Od nauczania są szkoły zawodowe, nie uniwersytet
GW Kielce
W kieleckich uczelniach, tak na luzie przy kawce czy piwku, o nauce gadają tylko odmieńcy. Jeśli się mylę, to proszę mi wskazać normalne, cotygodniowe seminaria, gdzie nauczani i nauczający wspólnie poszukują prawdy. Nie chodzi o oderwane od siebie referowanie cudzych czy (rzadziej) swoich wyników, ale o toczącą się przez cały rok akademicki dyskusję – pisze Waldemar Korczyński.
Od kilkunastu dni czytuję w „Wyborczej” teksty o naszych kieleckich uczelniach. Ludzie mniej i bardziej uczeni piszą, co by tu naprawić, jaką dziurę na sukni naszych Alma Mater łatką jaką zasłonić. Pomysły na naprawę rosną jak bambus w Indochinach i nic z tego nie wynika. Bo wyniknąć nie może. Ani w nauce, ani w „wyższo-niższej” edukacji. I nie jest to nasza, kielecka specyfika.

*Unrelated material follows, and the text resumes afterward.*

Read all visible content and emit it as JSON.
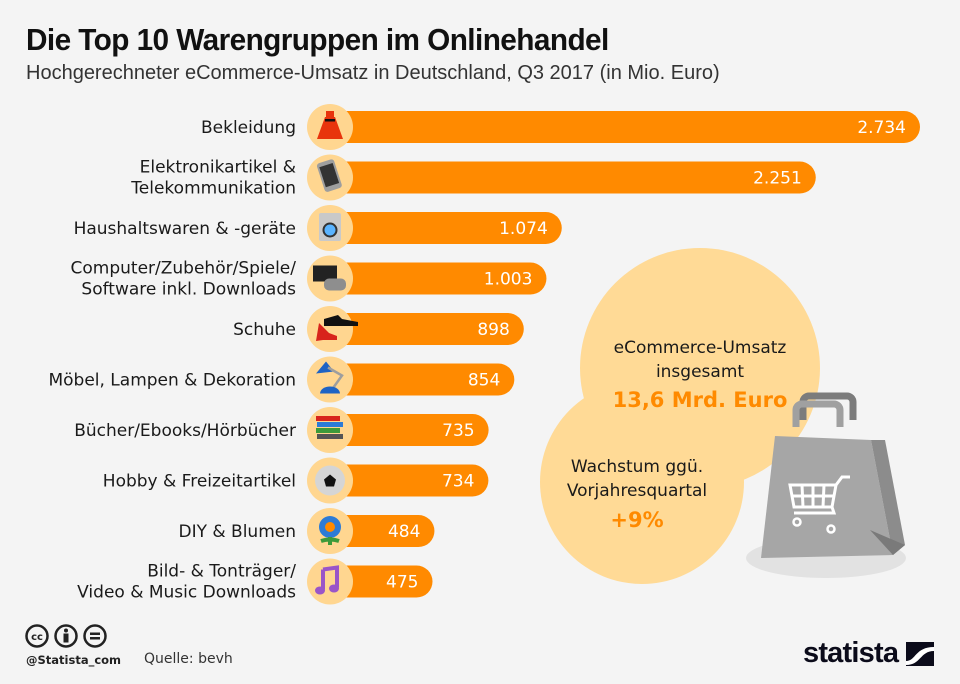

Zmienić paradygmat kształcenia
Przychodzenie na uniwersytet „po zawód” nie pozwala odróżnić go od zawodówki. Prawdą jest, że tak funkcjonują uniwersytety na całym świecie. Ale też prawdą jest, że kryzys tzw. nauczania jest również globalny i propozycje powrotu do idei uniwersytetu wcale takie rzadkie nie są. Na uniwersytecie wykładowca – starszy kolega – może studentowi pomóc w zdobywaniu wiedzy, ale nie będzie go niczego nauczał. Odwrotnie niż w zawodówce. W praktyce to nasze uczelnie są hybrydami, ale przeważa chyba zawodówka. I to jest to, co odpowiada obu stronom. Ustrój uczelni traktuje wprawdzie studenta jak tartaczna piła świeżo ścięty pień, ale studenci emocjonują się głównie opłatami za studia. A powszechność płatnych studiów nie oznacza, że rzeczywiście musieliby wyłożyć tę forsę z własnej kieszeni. Przy sensownie zorganizowanym systemie stypendialnym student mógłby nawet na studiach zarobić
Filed under: Przegląd prasy | Tagged: uczelnie | Leave a comment »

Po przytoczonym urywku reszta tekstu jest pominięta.